Any government employer at the federal, state, local, or tribal level qualifies — school districts, county agencies, city governments, public hospitals, state courts. The federal government is just one path. The key is employer type, not which level of government signs your paycheck.

Does my specific job title or field matter for eligibility?

For government employers, no. A county budget analyst and a public health nurse at the same agency are equally eligible. Job function only becomes relevant if you work for a nonprofit, which must serve qualifying public purposes to qualify.

What happens if I refinance my federal loans with a private lender?

You permanently lose PSLF eligibility for those loans. Refinancing converts them to private loans, which are ineligible by definition. This is one of the most costly — and irreversible — mistakes a government worker can make. Once refinanced, there's no path back to the program.

Is the forgiven balance taxable income?

No, not at the federal level. PSLF forgiveness is explicitly excluded from federal gross income under the tax code. State treatment varies — a small number of states do tax forgiven debt — so check your state's rules if you're close to forgiveness.

What if my employer gets disqualified under the new "substantial illegal purpose" rule?

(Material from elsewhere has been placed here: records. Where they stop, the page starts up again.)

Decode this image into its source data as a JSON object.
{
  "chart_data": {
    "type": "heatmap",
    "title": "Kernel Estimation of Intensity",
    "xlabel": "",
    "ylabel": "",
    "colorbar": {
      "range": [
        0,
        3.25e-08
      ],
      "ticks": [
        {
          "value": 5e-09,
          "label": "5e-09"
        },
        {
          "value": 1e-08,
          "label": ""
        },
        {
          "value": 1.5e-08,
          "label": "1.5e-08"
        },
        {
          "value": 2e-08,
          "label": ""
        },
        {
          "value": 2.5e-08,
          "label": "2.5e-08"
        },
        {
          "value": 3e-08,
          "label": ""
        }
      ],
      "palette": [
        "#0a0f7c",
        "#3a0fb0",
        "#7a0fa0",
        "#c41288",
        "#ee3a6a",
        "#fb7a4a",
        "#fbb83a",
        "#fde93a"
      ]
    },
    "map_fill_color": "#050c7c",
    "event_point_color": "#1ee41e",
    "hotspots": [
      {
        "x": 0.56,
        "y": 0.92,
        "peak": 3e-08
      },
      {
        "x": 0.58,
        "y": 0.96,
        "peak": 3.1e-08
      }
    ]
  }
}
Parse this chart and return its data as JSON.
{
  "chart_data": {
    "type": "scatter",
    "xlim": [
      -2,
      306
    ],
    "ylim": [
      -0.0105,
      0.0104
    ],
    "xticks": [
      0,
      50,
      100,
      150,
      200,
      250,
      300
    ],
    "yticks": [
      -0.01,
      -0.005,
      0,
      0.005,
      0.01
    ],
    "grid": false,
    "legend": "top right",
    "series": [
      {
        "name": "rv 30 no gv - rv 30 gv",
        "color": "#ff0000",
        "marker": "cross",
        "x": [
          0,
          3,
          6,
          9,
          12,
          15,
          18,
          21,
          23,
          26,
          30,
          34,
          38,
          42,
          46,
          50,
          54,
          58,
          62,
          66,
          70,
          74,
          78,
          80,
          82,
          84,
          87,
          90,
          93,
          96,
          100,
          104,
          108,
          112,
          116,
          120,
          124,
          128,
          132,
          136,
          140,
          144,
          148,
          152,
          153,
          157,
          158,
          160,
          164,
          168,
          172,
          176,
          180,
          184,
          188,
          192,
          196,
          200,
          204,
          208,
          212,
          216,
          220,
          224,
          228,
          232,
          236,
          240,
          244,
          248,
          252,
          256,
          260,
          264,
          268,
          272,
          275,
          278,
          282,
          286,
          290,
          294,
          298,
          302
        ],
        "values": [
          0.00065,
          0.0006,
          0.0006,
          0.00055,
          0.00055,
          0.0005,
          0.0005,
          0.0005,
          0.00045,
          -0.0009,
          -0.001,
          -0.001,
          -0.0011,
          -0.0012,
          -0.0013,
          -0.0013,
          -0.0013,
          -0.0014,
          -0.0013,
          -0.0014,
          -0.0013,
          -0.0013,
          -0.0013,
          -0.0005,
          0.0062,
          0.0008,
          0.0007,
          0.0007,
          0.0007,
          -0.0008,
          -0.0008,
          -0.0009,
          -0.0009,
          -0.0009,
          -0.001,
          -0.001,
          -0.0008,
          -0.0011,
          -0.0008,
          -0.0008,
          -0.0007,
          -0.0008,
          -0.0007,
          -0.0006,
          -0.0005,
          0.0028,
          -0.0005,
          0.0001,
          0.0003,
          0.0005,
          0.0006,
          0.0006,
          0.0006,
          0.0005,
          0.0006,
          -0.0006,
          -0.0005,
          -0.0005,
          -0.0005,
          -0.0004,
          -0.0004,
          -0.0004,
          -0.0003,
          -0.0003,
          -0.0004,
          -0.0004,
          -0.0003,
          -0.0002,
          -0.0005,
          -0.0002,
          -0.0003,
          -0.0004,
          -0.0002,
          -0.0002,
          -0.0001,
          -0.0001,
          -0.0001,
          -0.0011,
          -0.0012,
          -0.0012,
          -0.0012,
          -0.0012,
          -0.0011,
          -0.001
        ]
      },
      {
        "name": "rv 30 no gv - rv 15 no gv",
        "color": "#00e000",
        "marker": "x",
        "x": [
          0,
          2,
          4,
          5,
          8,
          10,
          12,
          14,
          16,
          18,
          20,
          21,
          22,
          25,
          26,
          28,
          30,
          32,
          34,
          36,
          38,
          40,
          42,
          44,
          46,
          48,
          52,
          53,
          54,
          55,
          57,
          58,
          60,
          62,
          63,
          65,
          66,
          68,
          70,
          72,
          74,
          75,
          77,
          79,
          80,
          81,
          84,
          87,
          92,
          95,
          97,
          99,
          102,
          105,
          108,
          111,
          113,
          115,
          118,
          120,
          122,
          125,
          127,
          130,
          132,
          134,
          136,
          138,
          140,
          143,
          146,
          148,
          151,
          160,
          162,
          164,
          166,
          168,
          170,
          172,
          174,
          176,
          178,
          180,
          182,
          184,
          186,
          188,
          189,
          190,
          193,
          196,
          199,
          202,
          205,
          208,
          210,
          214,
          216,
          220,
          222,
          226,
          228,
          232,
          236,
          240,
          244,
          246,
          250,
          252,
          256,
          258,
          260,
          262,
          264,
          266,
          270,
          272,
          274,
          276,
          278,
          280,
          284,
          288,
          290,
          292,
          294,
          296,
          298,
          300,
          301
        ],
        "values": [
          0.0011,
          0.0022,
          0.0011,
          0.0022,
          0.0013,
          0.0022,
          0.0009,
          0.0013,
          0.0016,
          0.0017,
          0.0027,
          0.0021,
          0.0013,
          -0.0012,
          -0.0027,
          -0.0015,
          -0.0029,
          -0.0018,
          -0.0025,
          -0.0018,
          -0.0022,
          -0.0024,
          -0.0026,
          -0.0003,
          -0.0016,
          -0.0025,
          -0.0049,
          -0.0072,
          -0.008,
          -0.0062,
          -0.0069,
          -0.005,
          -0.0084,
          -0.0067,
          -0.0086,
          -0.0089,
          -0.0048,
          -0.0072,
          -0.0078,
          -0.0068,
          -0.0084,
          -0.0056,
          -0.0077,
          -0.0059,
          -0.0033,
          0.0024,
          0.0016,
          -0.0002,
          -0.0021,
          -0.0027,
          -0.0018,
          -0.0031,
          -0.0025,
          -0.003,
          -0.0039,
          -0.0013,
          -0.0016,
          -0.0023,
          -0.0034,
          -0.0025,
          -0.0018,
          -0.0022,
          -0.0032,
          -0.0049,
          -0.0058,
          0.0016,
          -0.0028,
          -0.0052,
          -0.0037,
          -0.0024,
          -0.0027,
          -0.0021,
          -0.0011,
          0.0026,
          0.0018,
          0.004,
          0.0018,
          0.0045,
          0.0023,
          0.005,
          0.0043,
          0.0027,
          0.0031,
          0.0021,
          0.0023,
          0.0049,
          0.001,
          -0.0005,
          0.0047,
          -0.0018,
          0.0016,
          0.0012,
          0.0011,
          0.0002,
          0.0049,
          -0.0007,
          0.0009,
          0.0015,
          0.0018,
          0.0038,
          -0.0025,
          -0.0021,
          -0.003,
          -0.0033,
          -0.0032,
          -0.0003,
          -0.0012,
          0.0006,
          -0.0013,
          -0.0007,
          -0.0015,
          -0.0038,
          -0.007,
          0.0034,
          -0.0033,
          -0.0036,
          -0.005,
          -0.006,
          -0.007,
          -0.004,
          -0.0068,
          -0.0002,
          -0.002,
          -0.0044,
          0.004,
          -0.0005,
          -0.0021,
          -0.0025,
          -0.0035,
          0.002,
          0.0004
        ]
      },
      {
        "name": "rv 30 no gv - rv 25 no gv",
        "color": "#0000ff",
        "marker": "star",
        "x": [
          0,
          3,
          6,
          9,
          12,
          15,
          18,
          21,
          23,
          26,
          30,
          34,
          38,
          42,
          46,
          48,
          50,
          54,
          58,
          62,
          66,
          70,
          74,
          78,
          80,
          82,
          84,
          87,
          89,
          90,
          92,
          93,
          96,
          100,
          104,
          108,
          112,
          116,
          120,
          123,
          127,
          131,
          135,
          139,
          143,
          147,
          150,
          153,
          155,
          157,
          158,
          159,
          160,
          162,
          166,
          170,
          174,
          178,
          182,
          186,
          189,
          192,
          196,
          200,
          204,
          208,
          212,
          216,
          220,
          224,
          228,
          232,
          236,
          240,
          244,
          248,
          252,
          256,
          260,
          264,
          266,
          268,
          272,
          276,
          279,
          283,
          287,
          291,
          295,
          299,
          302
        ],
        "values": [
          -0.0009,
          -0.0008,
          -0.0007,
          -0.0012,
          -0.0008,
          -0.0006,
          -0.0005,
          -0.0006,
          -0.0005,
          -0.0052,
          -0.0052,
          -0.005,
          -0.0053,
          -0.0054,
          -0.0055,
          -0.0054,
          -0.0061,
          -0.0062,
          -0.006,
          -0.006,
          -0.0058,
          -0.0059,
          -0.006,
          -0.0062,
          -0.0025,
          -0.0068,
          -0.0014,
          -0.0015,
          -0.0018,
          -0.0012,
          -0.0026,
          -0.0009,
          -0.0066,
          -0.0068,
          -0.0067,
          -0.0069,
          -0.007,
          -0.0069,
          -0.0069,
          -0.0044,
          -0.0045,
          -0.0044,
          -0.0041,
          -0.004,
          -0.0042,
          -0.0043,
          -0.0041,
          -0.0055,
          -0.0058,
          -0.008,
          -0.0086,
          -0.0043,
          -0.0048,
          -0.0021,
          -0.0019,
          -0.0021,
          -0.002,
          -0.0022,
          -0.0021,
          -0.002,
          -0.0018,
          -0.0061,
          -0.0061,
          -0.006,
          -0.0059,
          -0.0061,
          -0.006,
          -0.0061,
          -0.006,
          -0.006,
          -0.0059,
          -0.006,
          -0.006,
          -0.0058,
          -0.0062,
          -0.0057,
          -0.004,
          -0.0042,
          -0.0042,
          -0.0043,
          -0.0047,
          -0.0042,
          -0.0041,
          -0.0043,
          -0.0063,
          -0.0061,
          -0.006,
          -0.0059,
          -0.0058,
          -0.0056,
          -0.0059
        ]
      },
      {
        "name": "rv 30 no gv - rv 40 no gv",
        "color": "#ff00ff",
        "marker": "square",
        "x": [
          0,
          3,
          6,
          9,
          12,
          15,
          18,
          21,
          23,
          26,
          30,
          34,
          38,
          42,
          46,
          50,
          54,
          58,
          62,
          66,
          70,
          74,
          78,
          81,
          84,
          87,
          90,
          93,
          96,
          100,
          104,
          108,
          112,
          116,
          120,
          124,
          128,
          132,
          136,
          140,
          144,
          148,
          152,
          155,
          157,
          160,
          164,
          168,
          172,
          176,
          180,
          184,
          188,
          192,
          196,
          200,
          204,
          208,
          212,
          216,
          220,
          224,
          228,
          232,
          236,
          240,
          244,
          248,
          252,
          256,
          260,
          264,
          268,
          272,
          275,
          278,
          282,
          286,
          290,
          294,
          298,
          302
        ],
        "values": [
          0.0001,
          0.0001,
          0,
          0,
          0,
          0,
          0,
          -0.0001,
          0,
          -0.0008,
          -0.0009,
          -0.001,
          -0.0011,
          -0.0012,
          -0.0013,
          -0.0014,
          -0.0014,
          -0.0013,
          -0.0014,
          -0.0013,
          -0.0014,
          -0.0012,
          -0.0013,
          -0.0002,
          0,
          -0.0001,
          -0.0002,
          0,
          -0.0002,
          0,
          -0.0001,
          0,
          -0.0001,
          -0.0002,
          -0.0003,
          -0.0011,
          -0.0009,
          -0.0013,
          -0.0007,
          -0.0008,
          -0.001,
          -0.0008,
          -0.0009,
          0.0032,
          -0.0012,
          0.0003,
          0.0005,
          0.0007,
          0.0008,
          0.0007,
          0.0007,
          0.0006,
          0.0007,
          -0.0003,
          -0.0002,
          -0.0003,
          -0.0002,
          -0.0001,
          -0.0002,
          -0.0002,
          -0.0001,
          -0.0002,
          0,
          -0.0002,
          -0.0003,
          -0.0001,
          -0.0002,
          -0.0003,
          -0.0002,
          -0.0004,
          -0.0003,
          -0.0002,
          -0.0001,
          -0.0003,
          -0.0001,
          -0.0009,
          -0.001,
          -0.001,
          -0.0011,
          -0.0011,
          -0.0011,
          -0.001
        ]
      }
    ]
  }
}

Only payments made after your employer's disqualification date would stop counting. Any payments made before the disqualification — and all payments made before July 1, 2026 — are protected. You'd keep credit for every qualifying payment during the valid employment period.

How do I actually check my PSLF payment count?

Log into StudentAid.gov, go to the "My Aid" dashboard, and look for your PSLF tracking data. If you've submitted ECFs, your servicer MOHELA should show your qualifying payment count. If the number looks wrong or ECFs haven't been processed, call MOHELA directly rather than waiting — processing backlogs have been a recurring issue.